International Journal of Computer Applications |
Foundation of Computer Science (FCS), NY, USA |
Volume 85 - Number 15 |
Year of Publication: 2014 |
Authors: Gopal Prasad, Atul Kumar Singh, Pawan Kumar |
10.5120/14916-3462 |
Gopal Prasad, Atul Kumar Singh, Pawan Kumar . A Multiple Feature based Novel Approach for Identification of Printed Indian Scripts at Word Level. International Journal of Computer Applications. 85, 15 ( January 2014), 8-13. DOI=10.5120/14916-3462
In a country like India where different scripts are in use, automatic identification of printed script facilitates many important applications such as automatic transcription of multilingual documents and for the selection of script specific OCR in a multilingual environment. In this paper a novel method to identify the script type of the collection of documents printed in seven Indian languages at word level is proposed. These languages are Bangla, Hindi, English, Malayalam, Oriya, Tamil and Kannada. The recognition is based upon multiple features extracted using Discrete Cosine Transform (DCT) and Discrete Wavelet Transform (DWT).
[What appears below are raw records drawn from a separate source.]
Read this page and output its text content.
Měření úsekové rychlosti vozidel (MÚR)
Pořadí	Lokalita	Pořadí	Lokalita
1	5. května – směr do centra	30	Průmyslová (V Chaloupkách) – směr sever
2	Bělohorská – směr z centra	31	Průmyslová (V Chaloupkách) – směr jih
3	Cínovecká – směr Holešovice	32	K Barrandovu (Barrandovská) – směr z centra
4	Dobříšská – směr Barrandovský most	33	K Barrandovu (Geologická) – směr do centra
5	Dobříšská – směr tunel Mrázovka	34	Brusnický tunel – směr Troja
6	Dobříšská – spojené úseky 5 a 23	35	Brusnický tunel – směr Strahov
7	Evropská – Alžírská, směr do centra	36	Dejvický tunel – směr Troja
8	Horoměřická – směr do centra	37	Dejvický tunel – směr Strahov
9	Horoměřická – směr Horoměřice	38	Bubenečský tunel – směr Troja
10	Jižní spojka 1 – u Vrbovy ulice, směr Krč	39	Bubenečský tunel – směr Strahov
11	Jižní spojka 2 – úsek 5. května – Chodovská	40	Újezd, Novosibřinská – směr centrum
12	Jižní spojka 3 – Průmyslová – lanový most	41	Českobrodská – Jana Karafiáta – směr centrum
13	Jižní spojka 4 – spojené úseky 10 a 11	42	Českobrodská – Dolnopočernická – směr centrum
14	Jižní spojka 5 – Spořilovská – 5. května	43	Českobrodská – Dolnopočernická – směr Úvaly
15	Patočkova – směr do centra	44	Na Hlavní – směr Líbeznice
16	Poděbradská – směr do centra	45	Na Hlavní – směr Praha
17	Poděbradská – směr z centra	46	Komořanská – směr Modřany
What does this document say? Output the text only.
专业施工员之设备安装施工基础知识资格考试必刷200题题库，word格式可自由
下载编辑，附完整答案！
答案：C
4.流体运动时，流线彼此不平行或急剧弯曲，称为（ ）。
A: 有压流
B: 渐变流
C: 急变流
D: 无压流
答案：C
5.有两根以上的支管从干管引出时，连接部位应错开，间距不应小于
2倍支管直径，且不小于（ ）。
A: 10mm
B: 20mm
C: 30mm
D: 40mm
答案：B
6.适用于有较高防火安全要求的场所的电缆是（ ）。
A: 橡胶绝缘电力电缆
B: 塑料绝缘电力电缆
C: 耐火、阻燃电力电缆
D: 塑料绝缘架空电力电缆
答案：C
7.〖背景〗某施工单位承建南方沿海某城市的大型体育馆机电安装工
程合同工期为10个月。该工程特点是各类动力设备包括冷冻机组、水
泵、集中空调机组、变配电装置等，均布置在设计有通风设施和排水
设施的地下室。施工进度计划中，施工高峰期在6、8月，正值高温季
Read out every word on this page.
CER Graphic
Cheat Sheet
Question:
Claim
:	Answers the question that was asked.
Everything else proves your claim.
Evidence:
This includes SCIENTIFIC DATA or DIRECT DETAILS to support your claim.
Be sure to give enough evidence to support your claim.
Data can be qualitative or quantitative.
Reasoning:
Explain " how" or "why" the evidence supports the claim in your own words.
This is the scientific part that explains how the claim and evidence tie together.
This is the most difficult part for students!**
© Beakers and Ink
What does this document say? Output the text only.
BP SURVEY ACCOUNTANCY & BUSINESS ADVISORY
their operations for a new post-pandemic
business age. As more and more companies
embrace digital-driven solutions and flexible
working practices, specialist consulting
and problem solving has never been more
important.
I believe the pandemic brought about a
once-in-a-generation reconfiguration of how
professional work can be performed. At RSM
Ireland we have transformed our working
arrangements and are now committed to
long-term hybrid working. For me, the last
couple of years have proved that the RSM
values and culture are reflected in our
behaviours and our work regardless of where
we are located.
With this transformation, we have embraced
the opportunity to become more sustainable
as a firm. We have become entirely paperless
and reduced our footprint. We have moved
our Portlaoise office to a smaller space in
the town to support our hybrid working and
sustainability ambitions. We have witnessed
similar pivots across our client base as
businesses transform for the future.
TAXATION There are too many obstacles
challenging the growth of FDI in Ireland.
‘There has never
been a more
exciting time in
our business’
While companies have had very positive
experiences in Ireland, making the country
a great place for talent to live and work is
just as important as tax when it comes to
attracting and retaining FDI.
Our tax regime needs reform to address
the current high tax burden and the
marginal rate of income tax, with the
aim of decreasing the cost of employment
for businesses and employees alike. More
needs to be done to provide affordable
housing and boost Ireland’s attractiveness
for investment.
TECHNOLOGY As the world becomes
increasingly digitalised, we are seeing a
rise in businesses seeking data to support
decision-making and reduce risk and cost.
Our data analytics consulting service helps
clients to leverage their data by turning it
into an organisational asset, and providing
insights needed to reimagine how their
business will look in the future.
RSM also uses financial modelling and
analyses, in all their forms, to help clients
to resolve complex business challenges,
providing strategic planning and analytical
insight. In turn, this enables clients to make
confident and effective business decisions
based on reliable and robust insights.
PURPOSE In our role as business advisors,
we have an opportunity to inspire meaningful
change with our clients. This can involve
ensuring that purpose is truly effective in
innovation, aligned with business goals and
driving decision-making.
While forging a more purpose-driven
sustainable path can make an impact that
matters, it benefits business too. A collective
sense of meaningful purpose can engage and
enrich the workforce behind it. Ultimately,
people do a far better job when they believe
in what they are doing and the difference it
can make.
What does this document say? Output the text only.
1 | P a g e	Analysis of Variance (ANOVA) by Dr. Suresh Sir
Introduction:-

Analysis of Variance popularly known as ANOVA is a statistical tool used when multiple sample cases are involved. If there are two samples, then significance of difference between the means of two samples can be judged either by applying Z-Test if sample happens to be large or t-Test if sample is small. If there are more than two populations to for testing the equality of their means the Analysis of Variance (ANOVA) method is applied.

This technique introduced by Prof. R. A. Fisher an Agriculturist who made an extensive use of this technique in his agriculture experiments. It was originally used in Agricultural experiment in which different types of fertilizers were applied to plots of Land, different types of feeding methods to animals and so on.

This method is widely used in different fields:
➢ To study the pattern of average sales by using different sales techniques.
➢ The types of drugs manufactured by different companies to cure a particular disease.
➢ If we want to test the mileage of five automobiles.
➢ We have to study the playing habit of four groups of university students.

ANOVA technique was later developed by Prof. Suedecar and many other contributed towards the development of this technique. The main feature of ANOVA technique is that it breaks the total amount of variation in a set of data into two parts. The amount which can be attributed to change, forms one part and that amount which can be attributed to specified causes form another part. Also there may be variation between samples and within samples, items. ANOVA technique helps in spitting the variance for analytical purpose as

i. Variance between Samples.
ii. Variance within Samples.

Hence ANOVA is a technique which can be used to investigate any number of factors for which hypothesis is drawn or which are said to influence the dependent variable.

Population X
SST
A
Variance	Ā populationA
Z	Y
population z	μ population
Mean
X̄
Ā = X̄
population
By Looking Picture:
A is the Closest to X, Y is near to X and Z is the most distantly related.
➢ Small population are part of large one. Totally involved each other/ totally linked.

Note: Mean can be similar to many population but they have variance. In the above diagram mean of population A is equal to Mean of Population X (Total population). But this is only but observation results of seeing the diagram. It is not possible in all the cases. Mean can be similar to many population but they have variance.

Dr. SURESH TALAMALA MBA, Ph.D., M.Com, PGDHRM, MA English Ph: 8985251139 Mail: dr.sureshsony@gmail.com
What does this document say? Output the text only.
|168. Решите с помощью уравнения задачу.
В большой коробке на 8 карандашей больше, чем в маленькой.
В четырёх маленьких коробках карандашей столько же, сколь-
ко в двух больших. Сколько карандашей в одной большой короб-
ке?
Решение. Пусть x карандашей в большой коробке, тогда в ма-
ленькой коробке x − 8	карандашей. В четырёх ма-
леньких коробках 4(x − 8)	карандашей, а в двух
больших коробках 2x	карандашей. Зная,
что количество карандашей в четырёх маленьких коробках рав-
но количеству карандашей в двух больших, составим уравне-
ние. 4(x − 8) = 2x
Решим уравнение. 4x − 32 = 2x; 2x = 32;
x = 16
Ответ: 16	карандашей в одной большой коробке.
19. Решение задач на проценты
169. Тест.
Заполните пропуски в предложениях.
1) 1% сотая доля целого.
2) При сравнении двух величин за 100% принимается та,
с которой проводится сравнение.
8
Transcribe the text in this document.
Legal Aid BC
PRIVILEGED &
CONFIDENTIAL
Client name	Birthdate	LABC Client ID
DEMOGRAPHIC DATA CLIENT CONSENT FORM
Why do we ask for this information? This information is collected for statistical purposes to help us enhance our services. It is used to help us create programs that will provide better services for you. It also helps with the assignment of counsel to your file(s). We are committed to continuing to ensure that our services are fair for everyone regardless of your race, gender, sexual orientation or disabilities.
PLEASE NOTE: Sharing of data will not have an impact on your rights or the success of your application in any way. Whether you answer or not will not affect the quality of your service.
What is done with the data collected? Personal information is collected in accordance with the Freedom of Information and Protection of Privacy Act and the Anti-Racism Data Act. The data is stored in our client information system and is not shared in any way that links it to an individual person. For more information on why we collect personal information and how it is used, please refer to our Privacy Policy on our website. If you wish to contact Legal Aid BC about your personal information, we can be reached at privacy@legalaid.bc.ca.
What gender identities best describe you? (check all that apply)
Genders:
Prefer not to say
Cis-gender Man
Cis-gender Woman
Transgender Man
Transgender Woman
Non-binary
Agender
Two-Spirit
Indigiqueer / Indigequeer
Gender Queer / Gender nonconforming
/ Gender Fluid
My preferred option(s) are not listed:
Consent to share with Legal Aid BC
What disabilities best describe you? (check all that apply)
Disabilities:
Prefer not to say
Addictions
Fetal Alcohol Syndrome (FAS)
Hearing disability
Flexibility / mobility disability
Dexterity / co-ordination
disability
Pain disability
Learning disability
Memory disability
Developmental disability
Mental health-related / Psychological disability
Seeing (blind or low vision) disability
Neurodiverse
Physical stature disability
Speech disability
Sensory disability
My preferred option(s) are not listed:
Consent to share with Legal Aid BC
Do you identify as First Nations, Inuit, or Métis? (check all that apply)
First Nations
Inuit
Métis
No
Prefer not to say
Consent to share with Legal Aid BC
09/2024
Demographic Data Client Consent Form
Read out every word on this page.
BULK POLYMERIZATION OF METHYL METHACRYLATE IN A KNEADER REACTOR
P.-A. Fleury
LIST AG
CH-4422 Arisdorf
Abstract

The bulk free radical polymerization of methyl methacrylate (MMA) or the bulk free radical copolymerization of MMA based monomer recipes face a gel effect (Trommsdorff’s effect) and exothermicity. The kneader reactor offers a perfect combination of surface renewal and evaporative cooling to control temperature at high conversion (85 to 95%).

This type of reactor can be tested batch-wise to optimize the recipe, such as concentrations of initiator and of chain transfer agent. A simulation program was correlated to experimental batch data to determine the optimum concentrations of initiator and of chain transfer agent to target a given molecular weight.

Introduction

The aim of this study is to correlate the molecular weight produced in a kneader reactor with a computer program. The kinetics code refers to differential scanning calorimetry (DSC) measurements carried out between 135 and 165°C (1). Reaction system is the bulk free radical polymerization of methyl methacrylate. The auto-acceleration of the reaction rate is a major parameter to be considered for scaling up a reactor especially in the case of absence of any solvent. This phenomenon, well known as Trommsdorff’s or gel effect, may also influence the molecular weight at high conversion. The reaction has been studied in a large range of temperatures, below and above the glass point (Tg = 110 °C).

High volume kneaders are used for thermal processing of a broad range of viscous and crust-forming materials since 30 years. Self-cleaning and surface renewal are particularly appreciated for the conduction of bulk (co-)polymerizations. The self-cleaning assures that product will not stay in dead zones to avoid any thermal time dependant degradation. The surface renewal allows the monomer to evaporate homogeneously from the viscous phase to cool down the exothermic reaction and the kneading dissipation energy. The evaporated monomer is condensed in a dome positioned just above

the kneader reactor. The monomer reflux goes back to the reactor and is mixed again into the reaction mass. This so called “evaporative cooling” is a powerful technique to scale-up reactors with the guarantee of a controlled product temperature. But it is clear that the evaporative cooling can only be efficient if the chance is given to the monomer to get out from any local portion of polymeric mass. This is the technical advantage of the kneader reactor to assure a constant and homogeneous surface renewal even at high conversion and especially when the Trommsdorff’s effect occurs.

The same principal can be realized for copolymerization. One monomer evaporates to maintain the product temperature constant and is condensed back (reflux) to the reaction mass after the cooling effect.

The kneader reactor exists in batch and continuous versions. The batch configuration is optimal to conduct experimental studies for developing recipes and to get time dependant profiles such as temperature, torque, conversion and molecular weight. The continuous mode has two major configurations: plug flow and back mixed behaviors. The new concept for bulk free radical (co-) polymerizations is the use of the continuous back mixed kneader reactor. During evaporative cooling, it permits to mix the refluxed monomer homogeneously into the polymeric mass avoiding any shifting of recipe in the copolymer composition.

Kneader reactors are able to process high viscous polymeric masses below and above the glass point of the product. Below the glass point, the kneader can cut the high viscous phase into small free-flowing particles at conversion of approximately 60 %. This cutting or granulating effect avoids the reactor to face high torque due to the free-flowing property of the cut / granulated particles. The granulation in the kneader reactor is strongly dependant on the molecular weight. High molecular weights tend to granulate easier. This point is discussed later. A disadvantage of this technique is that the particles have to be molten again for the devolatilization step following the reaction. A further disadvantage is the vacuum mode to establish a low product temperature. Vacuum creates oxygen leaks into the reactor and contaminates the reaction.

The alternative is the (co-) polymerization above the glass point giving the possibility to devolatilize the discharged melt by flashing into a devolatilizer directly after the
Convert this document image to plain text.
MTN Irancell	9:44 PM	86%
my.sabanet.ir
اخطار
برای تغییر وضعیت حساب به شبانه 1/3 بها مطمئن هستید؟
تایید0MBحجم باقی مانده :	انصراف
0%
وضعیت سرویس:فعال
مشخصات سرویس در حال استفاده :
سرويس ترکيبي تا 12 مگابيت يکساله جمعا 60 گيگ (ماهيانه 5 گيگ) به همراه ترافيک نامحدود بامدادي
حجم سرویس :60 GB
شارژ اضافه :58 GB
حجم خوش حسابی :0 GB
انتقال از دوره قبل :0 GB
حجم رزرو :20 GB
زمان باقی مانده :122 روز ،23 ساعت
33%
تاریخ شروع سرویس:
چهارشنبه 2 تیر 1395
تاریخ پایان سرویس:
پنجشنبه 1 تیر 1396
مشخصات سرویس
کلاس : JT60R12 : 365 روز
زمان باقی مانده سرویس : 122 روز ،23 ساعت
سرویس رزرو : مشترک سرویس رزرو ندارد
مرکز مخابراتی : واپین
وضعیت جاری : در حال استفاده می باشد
Script classification performance is analyzed using the K-nearest neighbor classifier by comparing the majority of voting's between the outputs of DCT and DWT based methods. The proposed scheme utilizes the strength of both the DCT and DWT based features. The results of experimentation found the overall accuracy to be 98. 11 % which show the superiority of the proposed multiple features based scheme over several existing schemes of script identification.